For those of us who want to travel here without spending like an heiress, here’s how to do it:
Book an (affordable) pad: If you don’t want to sleep at the La Quinta, which is priced at around $85 per night, opt for digs at the centrally-located The Crescent Hotel, which offers beautifully appointed rooms, a great breakfast, and lovely little touches like complimentary mini chocolate croissants along with down-to-earth and efficient service – all for around $200 a night.
The Mosaic Hotel on Spalding Drive will also fit your budget, and it’s a pebble’s throw from Rodeo Drive. It also offers a fine on-property restaurant, Hush. April rates start at $207.

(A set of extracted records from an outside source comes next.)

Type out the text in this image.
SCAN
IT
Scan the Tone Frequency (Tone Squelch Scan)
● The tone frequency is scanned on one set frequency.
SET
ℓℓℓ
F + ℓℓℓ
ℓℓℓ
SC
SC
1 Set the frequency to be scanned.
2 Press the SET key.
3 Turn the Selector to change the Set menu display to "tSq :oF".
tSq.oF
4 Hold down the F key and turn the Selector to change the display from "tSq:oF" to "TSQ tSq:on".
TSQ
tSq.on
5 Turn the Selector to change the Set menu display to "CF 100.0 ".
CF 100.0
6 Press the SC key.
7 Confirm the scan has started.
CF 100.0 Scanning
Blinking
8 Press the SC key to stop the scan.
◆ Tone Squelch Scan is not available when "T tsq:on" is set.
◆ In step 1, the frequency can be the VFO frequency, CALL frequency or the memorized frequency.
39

Shop Smart: It’s usually best to window shop along tree-lined Rodeo Drive, rather than plunk down your credit card. But there are bargains to be found among the Armani, Gucci, Chanel, and Harry Winston stores. Step off Rodeo to Wilshire Boulevard and you’ll find Saks Fifth Avenue and Neiman Marcus, where you’re more likely to find a bargain or two. For a gourmet Beverly Hills store, try The Cheese Store on Beverly Drive, which has items like five-year-aged Gouda from Holland, an Austrian cow’s milk cheese called “Amadeus” after the famous composer, as well as chocolate and gift baskets.

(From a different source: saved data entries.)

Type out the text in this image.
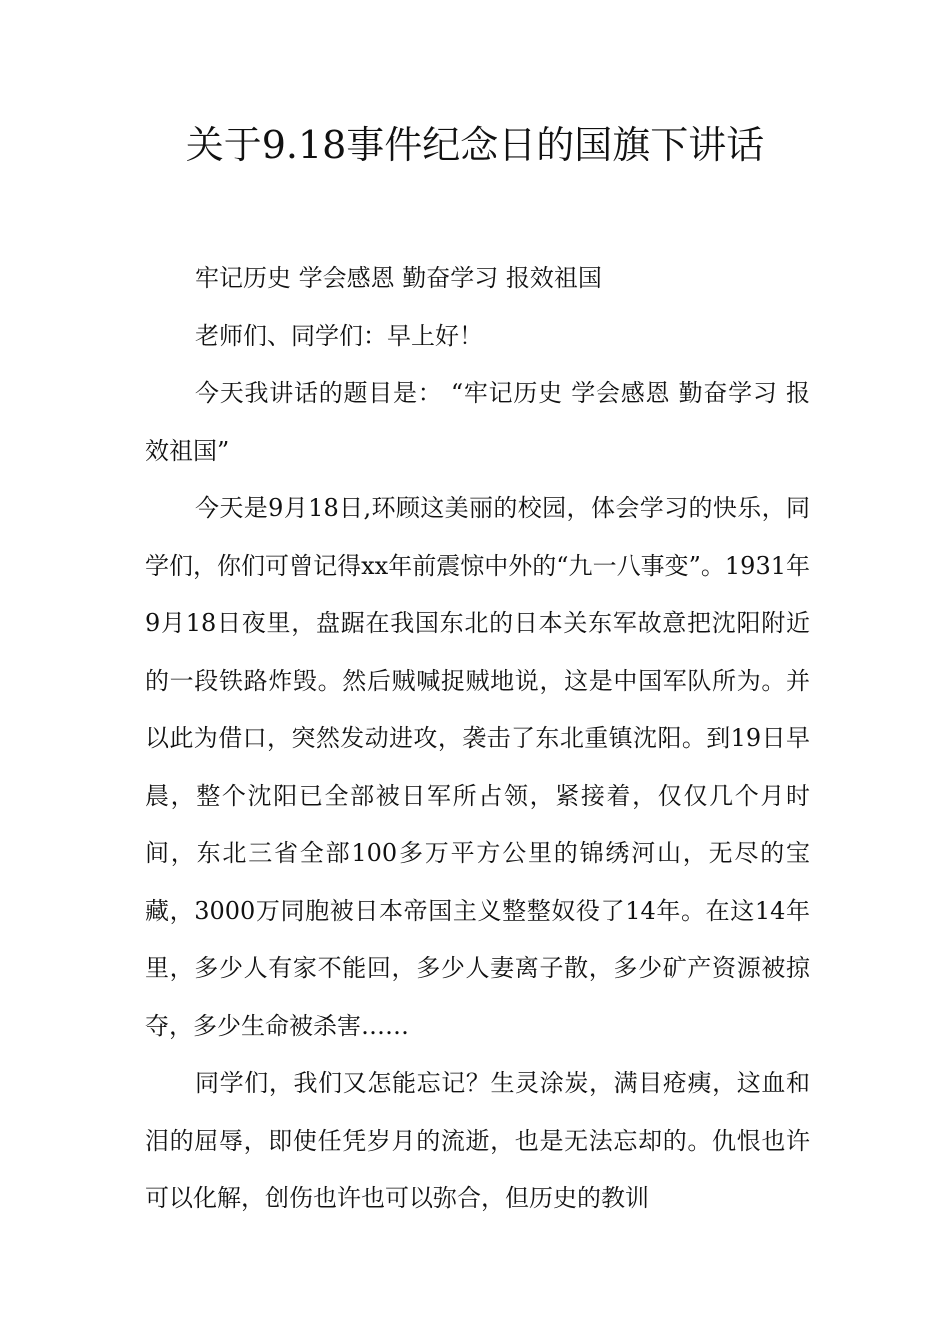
关于9.18事件纪念日的国旗下讲话

牢记历史 学会感恩 勤奋学习 报效祖国

老师们、同学们：早上好！

今天我讲话的题目是： “牢记历史 学会感恩 勤奋学习 报效祖国”

今天是9月18日,环顾这美丽的校园，体会学习的快乐，同学们，你们可曾记得xx年前震惊中外的“九一八事变”。1931年9月18日夜里，盘踞在我国东北的日本关东军故意把沈阳附近的一段铁路炸毁。然后贼喊捉贼地说，这是中国军队所为。并以此为借口，突然发动进攻，袭击了东北重镇沈阳。到19日早晨，整个沈阳已全部被日军所占领，紧接着，仅仅几个月时间，东北三省全部100多万平方公里的锦绣河山，无尽的宝藏，3000万同胞被日本帝国主义整整奴役了14年。在这14年里，多少人有家不能回，多少人妻离子散，多少矿产资源被掠夺，多少生命被杀害……

同学们，我们又怎能忘记？生灵涂炭，满目疮痍，这血和泪的屈辱，即使任凭岁月的流逝，也是无法忘却的。仇恨也许可以化解，创伤也许也可以弥合，但历史的教训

Get Cultured: Museums, galleries and artistic pursuits are everywhere. This is the destination of the well-heeled, after all. Spend an afternoon or two at cultural gems like the Architecture and Design Museum, Craft and Folk Art Museum (CAFAM), and The Getty Center, where admissions cost less than $10. The Getty Center, built by billionaire J. Paul Getty, houses Greek and Roman pieces as well as masterpieces by Rembrandt and Vincent Van Gogh. CAFAM is a two-story space that offers everything from macramé exhibits and mixed media, mostly by local artists.